Les émissions de méthane battent des niveaux records. Le deuxième gaz à effet de serre le plus important après le dioxyde de carbone (CO2), a augmenté plus rapidement que tout autre gaz à effet de serre ces dernières années, suivant la trajectoire la plus extrême utilisée dans les scénarios d’émission par les plus grands climatologues du monde. C’est ce que révèle la nouvelle publication du Global Budget Methane, une collaboration internationale qui mesure les sources et les puits de méthane dans le monde.
“La trajectoire actuelle conduit à un réchauffement climatique supérieur à 3°C d’ici la fin de ce siècle”, estiment les chercheurs. “À l’heure actuelle, les objectifs du Global Methane Pledge semblent aussi lointains qu’une oasis dans le désert, a déclaré Rob Jackson, professeur en sciences du système terrestre à l’université de Stanford et président du Global Carbon Project, le groupe à l’origine de la recherche. Nous espérons tous qu’ils ne sont pas un mirage.”
Vers un réchauffement de 3°C
Le méthane, dont le pouvoir réchauffant est 80 fois plus important que celui du CO2, a déjà contribué à un réchauffement de 0,5°C dans les années 2010 par rapport à la fin des années 1800, contre 0,8°C pour le CO2. Et s’il fait l’objet d’une attention croissante des Etats et des industriels, ses émissions ont augmenté de 20% au cours des vingt dernières années et ne montrent aucun déclin, selon les nouvelles estimations. Deux tiers de ces émissions proviennent des activités humaines. Sur ce total, 40% proviennent de l’agriculture – dont 30% de l’élevage –, 34% des combustibles fossiles, 19% des déchets et le reste de la biomasse et de la combustion de biocarburants.
Le tiers restant provient des sources naturelles et en particulier des zones humides comme les tourbières ou les marais salants. Une étude publiée dans Nature climate en mars 2023, révélait déjà que les émissions de méthane issues des zones humides avaient augmenté très rapidement, dépassant les prévisions des scénarios de réchauffement très élevé en raison du changement climatique. Plus la température augmente, plus les émissions de méthane augmentent, et plus la température augmente… Un véritable cercle vicieux.
Les scientifiques du Global Budget Methane estiment ainsi qu’environ un tiers des émissions de méthane des zones humides et des eaux douces au cours des dernières années ont été influencées par “des facteurs d’origine humaine, notamment les réservoirs et les émissions augmentées par le ruissellement des engrais, les eaux usées, l’utilisation des terres et la hausse des températures”. Ainsi par exemple, les réservoirs construits par l’homme ont entraîné l’émission d’environ 30 millions de tonnes de méthane par an, car la matière organique nouvellement submergée libère du méthane en se décomposant.
Point de bascule
Les engagements pour s’attaquer au méthane sont pourtant nombreux.
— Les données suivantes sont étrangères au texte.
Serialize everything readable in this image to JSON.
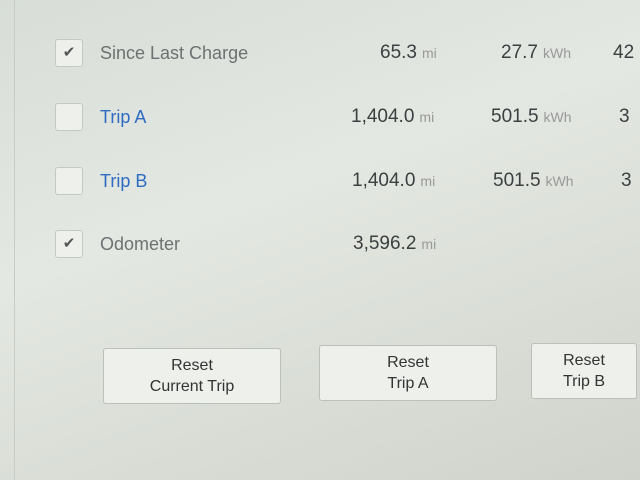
{
  "rows": [
    {
      "label": "Since Last Charge",
      "checked": true,
      "blue": false,
      "distance": "65.3",
      "distance_unit": "mi",
      "energy": "27.7",
      "energy_unit": "kWh",
      "extra": "42"
    },
    {
      "label": "Trip A",
      "checked": false,
      "blue": true,
      "distance": "1,404.0",
      "distance_unit": "mi",
      "energy": "501.5",
      "energy_unit": "kWh",
      "extra": "3"
    },
    {
      "label": "Trip B",
      "checked": false,
      "blue": true,
      "distance": "1,404.0",
      "distance_unit": "mi",
      "energy": "501.5",
      "energy_unit": "kWh",
      "extra": "3"
    },
    {
      "label": "Odometer",
      "checked": true,
      "blue": false,
      "distance": "3,596.2",
      "distance_unit": "mi"
    }
  ],
  "buttons": [
    {
      "line1": "Reset",
      "line2": "Current Trip"
    },
    {
      "line1": "Reset",
      "line2": "Trip A"
    },
    {
      "line1": "Reset",
      "line2": "Trip B"
    }
  ],
  "icons": {
    "check": "check-icon"
  }
}
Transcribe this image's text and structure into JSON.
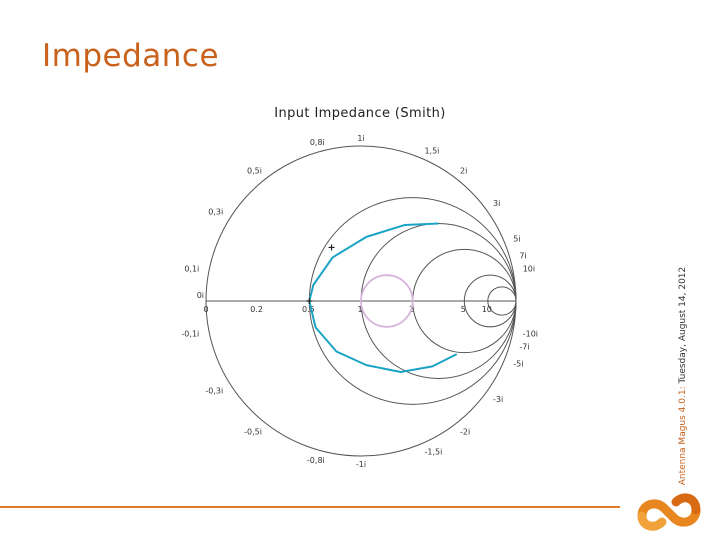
{
  "slide": {
    "title": "Impedance",
    "side_brand": "Antenna Magus 4.0.1:",
    "side_date": "Tuesday, August 14, 2012",
    "accent_color": "#e07a2a"
  },
  "chart_data": {
    "type": "smith",
    "title": "Input Impedance (Smith)",
    "resistance_circles": [
      0,
      0.5,
      1,
      2,
      5,
      10
    ],
    "resistance_labels": [
      "0",
      "0.2",
      "0.5",
      "1",
      "2",
      "5",
      "10"
    ],
    "reactance_labels_pos": [
      "0,1i",
      "0,3i",
      "0,5i",
      "0,8i",
      "1i",
      "1,5i",
      "2i",
      "3i",
      "5i",
      "7i",
      "10i"
    ],
    "reactance_labels_neg": [
      "-0,1i",
      "-0,3i",
      "-0,5i",
      "-0,8i",
      "-1i",
      "-1,5i",
      "-2i",
      "-3i",
      "-5i",
      "-7i",
      "-10i"
    ],
    "center_label": "0i",
    "series": [
      {
        "color": "#1aa3c4",
        "points": [
          {
            "r": 1.0,
            "x": 2.0
          },
          {
            "r": 0.9,
            "x": 1.3
          },
          {
            "r": 0.75,
            "x": 0.75
          },
          {
            "r": 0.6,
            "x": 0.38
          },
          {
            "r": 0.52,
            "x": 0.12
          },
          {
            "r": 0.5,
            "x": 0.0
          },
          {
            "r": 0.52,
            "x": -0.2
          },
          {
            "r": 0.6,
            "x": -0.45
          },
          {
            "r": 0.75,
            "x": -0.75
          },
          {
            "r": 0.95,
            "x": -1.2
          },
          {
            "r": 1.3,
            "x": -1.8
          },
          {
            "r": 1.9,
            "x": -2.6
          }
        ]
      },
      {
        "color": "#d6b4dc",
        "curve": "circle",
        "r_min": 1.0,
        "r_max": 2.0
      }
    ],
    "markers": [
      {
        "r": 0.55,
        "x": 0.45
      },
      {
        "r": 0.5,
        "x": 0.0
      }
    ]
  }
}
En 2021, 150 pays ont signé le Global Methane Pledge qui vise à réduire de 30% ses émissions d’ici à 2030 par rapport à 2020. Un objectif qui devrait être atteint si les mesures prises dans le cadre des contributions nationales déterminées (NDC) sont appliquées selon une étude publiée en 2023.
Les industriels du secteur pétrogazier, de plus en plus pointés du doigt, se sont aussi pour certains d’entre eux engagés sur le sujet alors que les données satellites permettent de cibler précisément les fuites massives de méthane sur les exploitations fossiles. Récemment, la Chine et les Etats-Unis, ont promis d’organiser un sommet sur les gaz à effet de serre hors CO2, dont le méthane, le protoxyde d’azote, les hydrofluorocarbones, lors de la COP29 qui se tiendra à Bakou, en Azerbaïdjan, en novembre prochain.
Le méthane est un gaz à effet de serre à courte durée de vie, ce qui fait de lui un puissant levier pour s’attaquer au changement climatique à court terme. Mais encore faut-il agir avant que le point de bascule ne soit atteint. “On craint beaucoup que l’augmentation des émissions tropicales ne soit un point de bascule pour le méthane. Si les émissions tropicales commencent à augmenter dans les zones humides naturelles, nous n’avons aucun moyen de les atténuer”, s’est inquiété le professeur Rob Jackson, cité par Carbon Brief.